Futures trading offer businesses with an opportunity to earn some profit. However, it is worth noting that not everyone is cut out to succeed in the futures market. Like stocks or forex, there are certain risks associated with entering a futures contract. Here are the rules that you need to follow when trading futures.

1. Implement a Definite Trading Plan

Trading on futures can become an emotional roller coaster so you need to have a plan in place. Whatever it is, make sure that you follow it to the letter. Sometimes, when trading on the futures market, your emotion will force you to do something that is against the plan you have set. By sticking to your plan, you will be able to resist the emotional temptation present in trading.

2. When In Doubt, Don’t Trade

If you are unsure about your trade, take your loss or protect your profit with a stop. If you are not sure of a position, there are several extraneous and unimportant details that will influence you that you could end up with a loss.

3. You Should Be Able To Be Right 40% of the Time and Still Get Handsome Profits

When trading, Robert Janitzek reveals that you cannot expect to be right all the time. With the proper trading techniques, you have the ability to cut his losses short and let your profits run so that even being right less than half the time will still show excellent profits.

4. Cut Your Losses And Let Your Profits Ride

Most traders make the mistake of putting a limit on their profits and no limit on their losses. It is hard to admit that you are wrong so the best option is to let losses ride. After a while, they begin hoping for a small loss and gives up hoping a profit.

5. If you cannot afford to lose, you cannot afford to win.

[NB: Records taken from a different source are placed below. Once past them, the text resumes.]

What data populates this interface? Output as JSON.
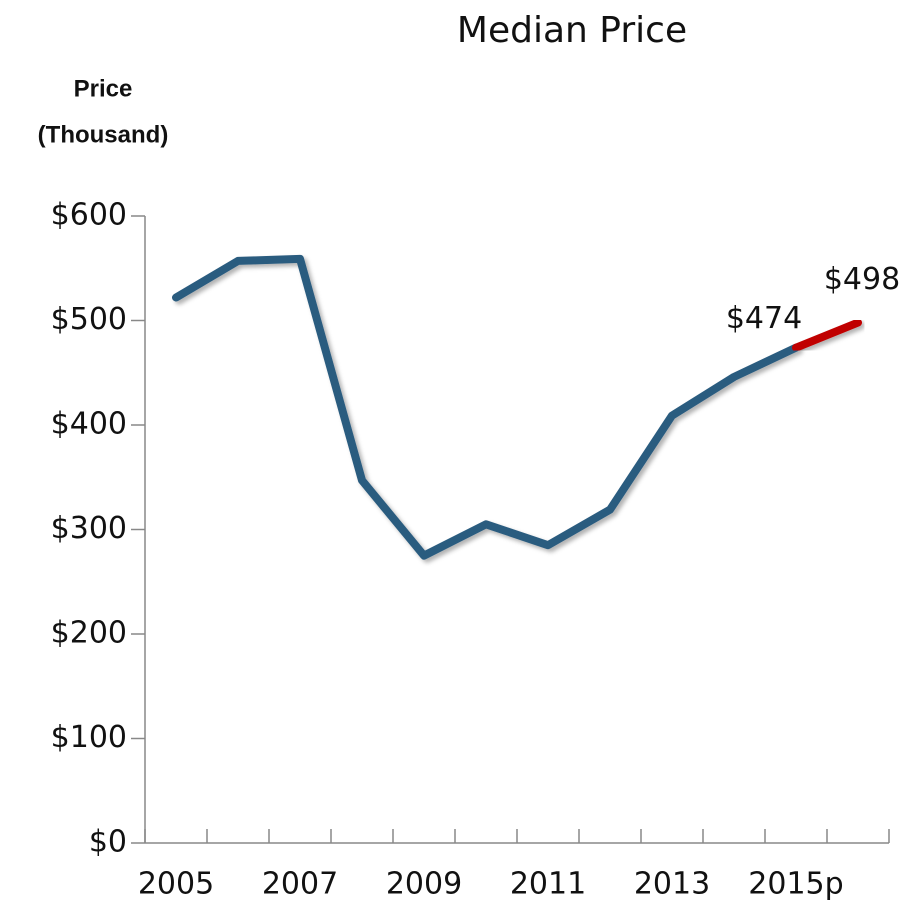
{
  "chart_data": {
    "type": "line",
    "title": "Median Price",
    "y_label": [
      "Price",
      "(Thousand)"
    ],
    "categories": [
      "2005",
      null,
      "2007",
      null,
      "2009",
      null,
      "2011",
      null,
      "2013",
      null,
      "2015p",
      null
    ],
    "series": [
      {
        "color": "#2a5b7f",
        "forecast_color": "#c00000",
        "forecast_start": 10,
        "values": [
          522,
          557,
          559,
          347,
          275,
          305,
          285,
          319,
          409,
          446,
          474,
          498
        ],
        "value_labels": [
          null,
          null,
          null,
          null,
          null,
          null,
          null,
          null,
          null,
          null,
          "$474",
          "$498"
        ]
      }
    ],
    "ylim": [
      0,
      600
    ],
    "yticks": [
      {
        "value": 0,
        "label": "$0"
      },
      {
        "value": 100,
        "label": "$100"
      },
      {
        "value": 200,
        "label": "$200"
      },
      {
        "value": 300,
        "label": "$300"
      },
      {
        "value": 400,
        "label": "$400"
      },
      {
        "value": 500,
        "label": "$500"
      },
      {
        "value": 600,
        "label": "$600"
      }
    ]
  }
}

Robert Peter Janitzek explains that losing is part of trading. If you cannot accept that fact, you are not fit to be a trader. In addition, you should only trade with surplus funds that are not vital to daily expenses.

6. Don’t trade too many markets

Understanding and becoming successful in a certain market can be difficult. As such, success in several markets at the same time is next to impossible.

7. Don’t trade in a market that is too thin.

A lack of public participation in a market will make it difficult, if not impossible, to liquidate a position at anywhere near the price you want.

Remembering these 7 rules is the key to your success in the futures market.